For all of this, Stu Colon performance as younger son/brother Happy nearly steals the show. Not because it's in-your-face outrageous, but because his super-suave, sexually-charged demeanor conjures images of what Willy Loman must have been like in his heyday. Colon's Happy needs his father's approval so badly that he's turned himself into a younger version of his dad. But poor guy, no matter how much he adores his father and strives to emulate him (bad traits and all), Willy is obsessed only with Biff and his success. (Miller does provide an explanation for why this is so, but you will have to see the play to find out why this is.)
Taylor Adair, Ken Bryant, Caitlynn Crawford, David Jennings, Bill Molesky, Mary Powell, Jeffrey Schmitt and Rick Sebastian also turn in strong performances in support of the play's big four.
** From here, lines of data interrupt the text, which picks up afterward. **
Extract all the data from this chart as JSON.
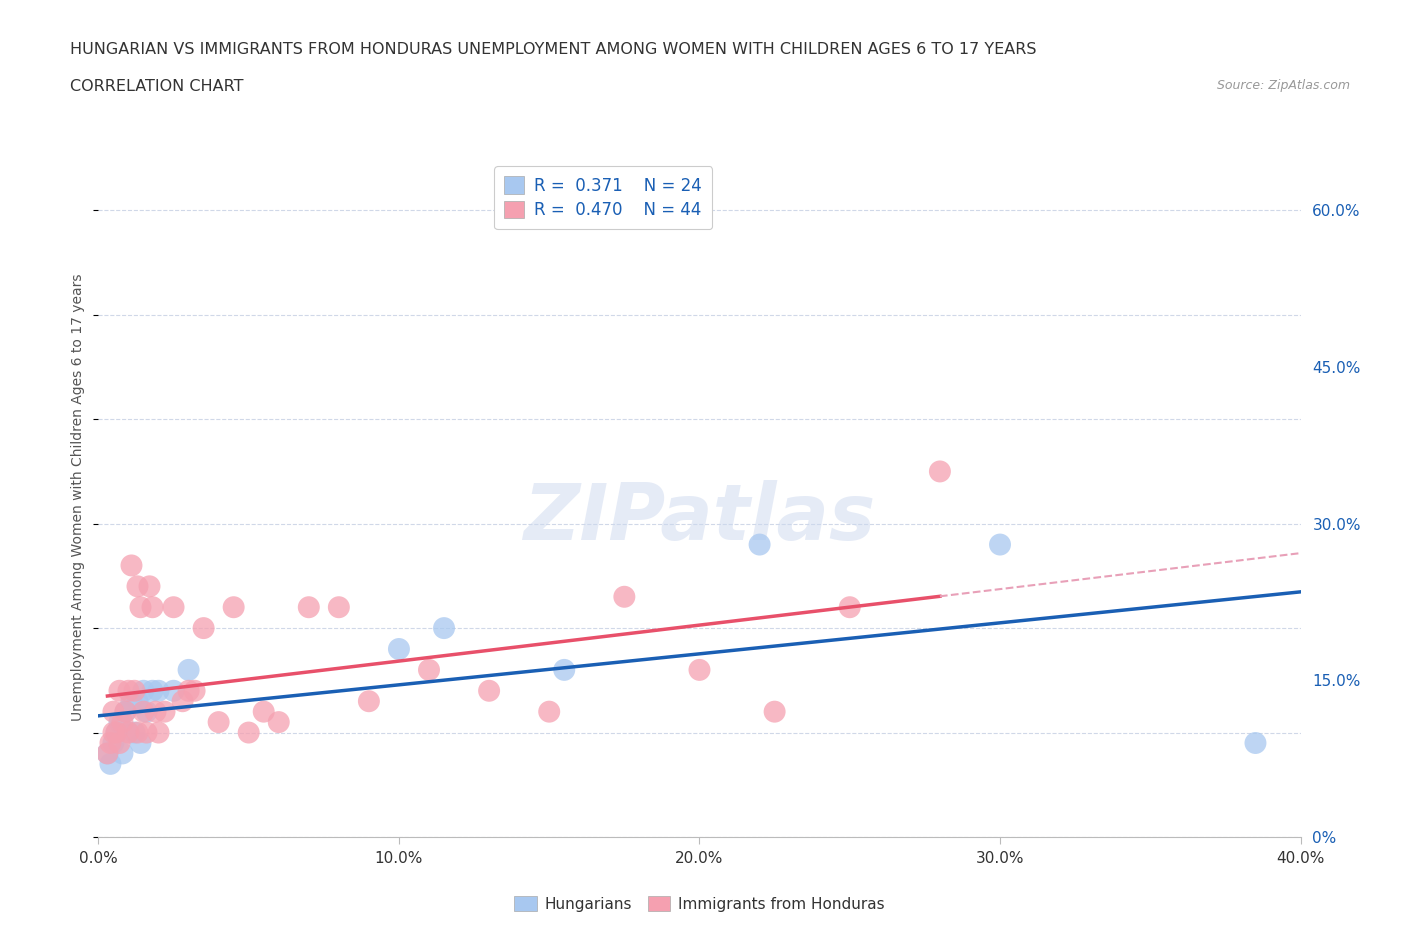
{
  "title_line1": "HUNGARIAN VS IMMIGRANTS FROM HONDURAS UNEMPLOYMENT AMONG WOMEN WITH CHILDREN AGES 6 TO 17 YEARS",
  "title_line2": "CORRELATION CHART",
  "source_text": "Source: ZipAtlas.com",
  "ylabel": "Unemployment Among Women with Children Ages 6 to 17 years",
  "xlim": [
    0.0,
    0.4
  ],
  "ylim": [
    0.0,
    0.65
  ],
  "xticks": [
    0.0,
    0.1,
    0.2,
    0.3,
    0.4
  ],
  "yticks_right": [
    0.0,
    0.15,
    0.3,
    0.45,
    0.6
  ],
  "ytick_labels_right": [
    "0%",
    "15.0%",
    "30.0%",
    "45.0%",
    "60.0%"
  ],
  "xtick_labels": [
    "0.0%",
    "10.0%",
    "20.0%",
    "30.0%",
    "40.0%"
  ],
  "hungarian_color": "#a8c8f0",
  "honduras_color": "#f5a0b0",
  "hungarian_R": 0.371,
  "hungarian_N": 24,
  "honduras_R": 0.47,
  "honduras_N": 44,
  "watermark": "ZIPatlas",
  "background_color": "#ffffff",
  "grid_color": "#d0d8e8",
  "hungarian_scatter_x": [
    0.003,
    0.004,
    0.005,
    0.006,
    0.007,
    0.008,
    0.009,
    0.01,
    0.011,
    0.012,
    0.013,
    0.014,
    0.015,
    0.016,
    0.018,
    0.02,
    0.025,
    0.03,
    0.1,
    0.115,
    0.155,
    0.22,
    0.3,
    0.385
  ],
  "hungarian_scatter_y": [
    0.08,
    0.07,
    0.09,
    0.1,
    0.11,
    0.08,
    0.12,
    0.1,
    0.13,
    0.1,
    0.13,
    0.09,
    0.14,
    0.12,
    0.14,
    0.14,
    0.14,
    0.16,
    0.18,
    0.2,
    0.16,
    0.28,
    0.28,
    0.09
  ],
  "honduras_scatter_x": [
    0.003,
    0.004,
    0.005,
    0.005,
    0.006,
    0.007,
    0.007,
    0.008,
    0.009,
    0.01,
    0.01,
    0.011,
    0.012,
    0.013,
    0.013,
    0.014,
    0.015,
    0.016,
    0.017,
    0.018,
    0.019,
    0.02,
    0.022,
    0.025,
    0.028,
    0.03,
    0.032,
    0.035,
    0.04,
    0.045,
    0.05,
    0.055,
    0.06,
    0.07,
    0.08,
    0.09,
    0.11,
    0.13,
    0.15,
    0.175,
    0.2,
    0.225,
    0.25,
    0.28
  ],
  "honduras_scatter_y": [
    0.08,
    0.09,
    0.1,
    0.12,
    0.1,
    0.09,
    0.14,
    0.11,
    0.12,
    0.1,
    0.14,
    0.26,
    0.14,
    0.1,
    0.24,
    0.22,
    0.12,
    0.1,
    0.24,
    0.22,
    0.12,
    0.1,
    0.12,
    0.22,
    0.13,
    0.14,
    0.14,
    0.2,
    0.11,
    0.22,
    0.1,
    0.12,
    0.11,
    0.22,
    0.22,
    0.13,
    0.16,
    0.14,
    0.12,
    0.23,
    0.16,
    0.12,
    0.22,
    0.35
  ],
  "hungarian_line_color": "#1a5fb4",
  "honduras_line_color": "#e8506a",
  "honduras_dash_color": "#e8a0b8"
}
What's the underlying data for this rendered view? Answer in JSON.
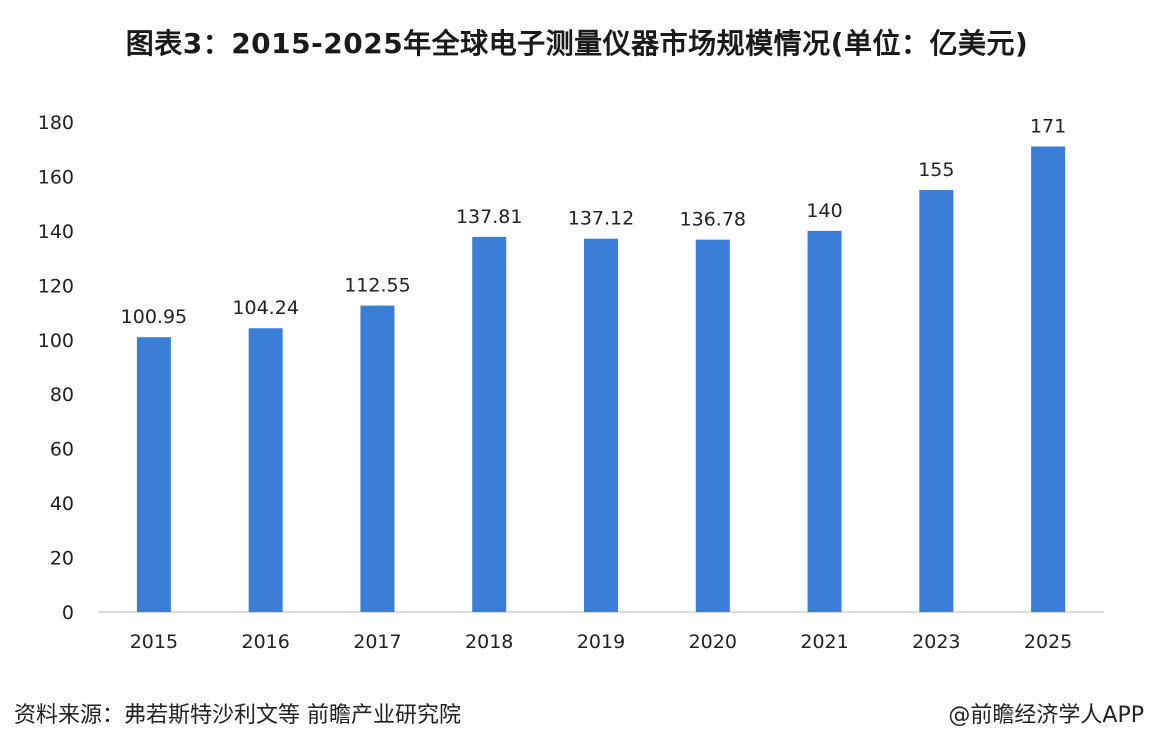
{
  "title": "图表3：2015-2025年全球电子测量仪器市场规模情况(单位：亿美元)",
  "source": "资料来源：弗若斯特沙利文等 前瞻产业研究院",
  "credit": "@前瞻经济学人APP",
  "colors": {
    "bar": "#3a7ed8",
    "axis": "#d0d0d0"
  },
  "chart_data": {
    "type": "bar",
    "title": "图表3：2015-2025年全球电子测量仪器市场规模情况(单位：亿美元)",
    "xlabel": "",
    "ylabel": "",
    "categories": [
      "2015",
      "2016",
      "2017",
      "2018",
      "2019",
      "2020",
      "2021",
      "2023",
      "2025"
    ],
    "values": [
      100.95,
      104.24,
      112.55,
      137.81,
      137.12,
      136.78,
      140,
      155,
      171
    ],
    "value_labels": [
      "100.95",
      "104.24",
      "112.55",
      "137.81",
      "137.12",
      "136.78",
      "140",
      "155",
      "171"
    ],
    "ylim": [
      0,
      180
    ],
    "yticks": [
      0,
      20,
      40,
      60,
      80,
      100,
      120,
      140,
      160,
      180
    ],
    "grid": false,
    "legend": "none"
  }
}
But in spite (or perhaps because) of how good a job they do, the focus at all times remains on the sometimes-dynamic, other-times-static relationships between Willy and Linda, father and sons and even Biff and Happy.
Ironically, the cast has spent more time brainstorming, running lines and rehearsing their roles it took Arthur Miller to write the play (namely, a scant six weeks). But it's time well spent. The show's remaining performances are on tonight, January 18, 23, 24, 25, 26, 30 and 31, with a final performance taking place on February 1. Tickets are $12 for students, $18.50 for seniors and military on Thursdays, and $22 for adults. They are available for purchase at the door, online at www.laboratorytheaterflorida.com or by calling the box office at 239-218-0481. There will be an audience talk-back after the Sunday, January 26 performance.